The lack of native IdP group-to-Workspace sync is a recurring friction point: group membership must be managed manually or through Guard's limited mapping capabilities.
A frequently cited surprise is the blast radius of SCIM deactivation-disabling a user via Guard deactivates their entire Atlassian account across every Atlassian product, not just Trello. Organizations running Jira, Confluence, or other Atlassian tools alongside Trello need to account for this before automating offboarding.
The Observer role-read-only board access-is Enterprise-only, which admins on Standard or Premium plans flag as a meaningful gap when they need to grant stakeholder visibility without edit rights.
Common complaints:
- SCIM API transition and deprecation of older provisioning endpoints causes disruption for existing IdP integrations.
- No native group sync between IdP groups and Trello Workspaces; group membership must be managed manually or via Atlassian Guard with limited mapping.
- SCIM provisioning requires Atlassian Guard (additional product), which is not intuitive for admins expecting provisioning to be native to Trello Enterprise.
- Deactivating a user via SCIM deactivates their entire Atlassian account across all Atlassian products, not just Trello, which is unexpected for organizations using multiple Atlassian tools.
- No CSV bulk import for users; bulk provisioning requires IdP/SCIM setup which has a high configuration overhead.
- Observer role is only available on Enterprise, making read-only access expensive for organizations on lower tiers.
- Removing a member from a Workspace on Standard/Premium does not prevent them from retaining access to public boards or being re-invited.

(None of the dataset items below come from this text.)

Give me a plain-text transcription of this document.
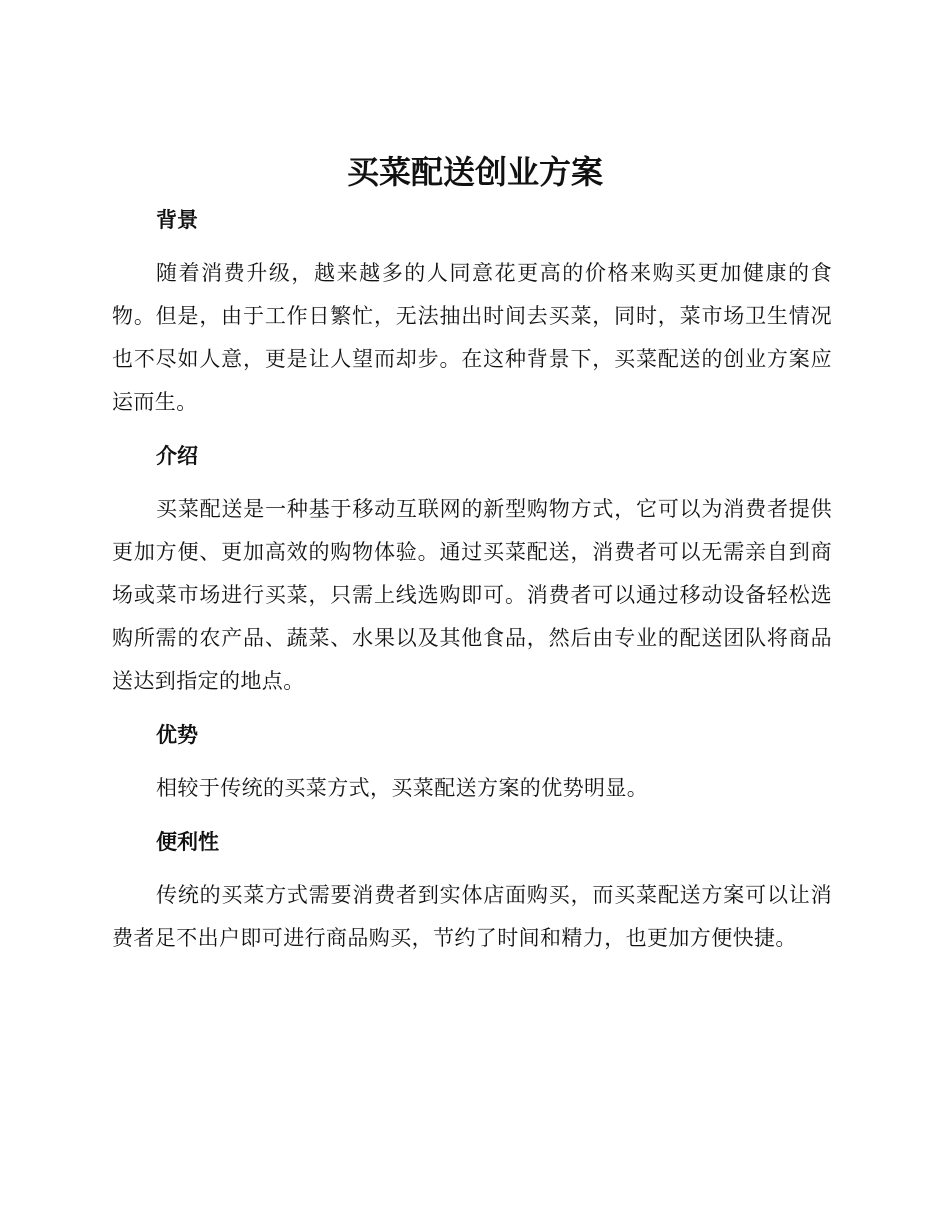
买菜配送创业方案

背景

随着消费升级，越来越多的人同意花更高的价格来购买更加健康的食物。但是，由于工作日繁忙，无法抽出时间去买菜，同时，菜市场卫生情况也不尽如人意，更是让人望而却步。在这种背景下，买菜配送的创业方案应运而生。

介绍

买菜配送是一种基于移动互联网的新型购物方式，它可以为消费者提供更加方便、更加高效的购物体验。通过买菜配送，消费者可以无需亲自到商场或菜市场进行买菜，只需上线选购即可。消费者可以通过移动设备轻松选购所需的农产品、蔬菜、水果以及其他食品，然后由专业的配送团队将商品送达到指定的地点。

优势

相较于传统的买菜方式，买菜配送方案的优势明显。

便利性

传统的买菜方式需要消费者到实体店面购买，而买菜配送方案可以让消费者足不出户即可进行商品购买，节约了时间和精力，也更加方便快捷。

- Lack of granular permission controls at the board or card level beyond the fixed role types.
- Enterprise pricing requires a 50-user minimum, making it inaccessible for smaller teams that need Enterprise features like SSO or Observer roles.
The decision
Trello Enterprise is the minimum tier required for centralized user lifecycle management, and it is the only plan where every app and Workspace in the organization falls under a single deactivation action. It unlocks the Enterprise Admin Dashboard, SCIM provisioning via Atlassian Guard Standard (included), SSO enforcement, and the Observer role.
Standard and Premium plans lack centralized deactivation and SCIM, making them unsuitable for organizations with compliance or audit requirements around access control.
The 50-user minimum and annual billing commitment on Enterprise are hard constraints to evaluate before committing. Nonprofits and educational institutions qualify for a 50% discount on Enterprise.
Guard Standard is bundled with Trello Enterprise, so no separate Guard purchase is needed at that tier-but Guard is a prerequisite for SCIM regardless of how it is obtained.
Organizations already running other Atlassian products should validate their offboarding workflows carefully: SCIM deactivation is Atlassian-account-wide, not Trello-scoped.
Bottom line
Trello Enterprise provides the only viable path to centralized, auditable user lifecycle management, bundling SSO, SCIM via Atlassian Guard Standard, and a single-action deactivation that covers every app and Workspace in the organization.
Below Enterprise, admins face manual, per-Workspace removal with no organization-wide deactivation and no automated provisioning.
The layered permission model-Enterprise, Workspace, and Board-means offboarding is never a single step without SCIM in place, and the cross-product scope of Atlassian account deactivation requires deliberate coordination for organizations running multiple Atlassian tools.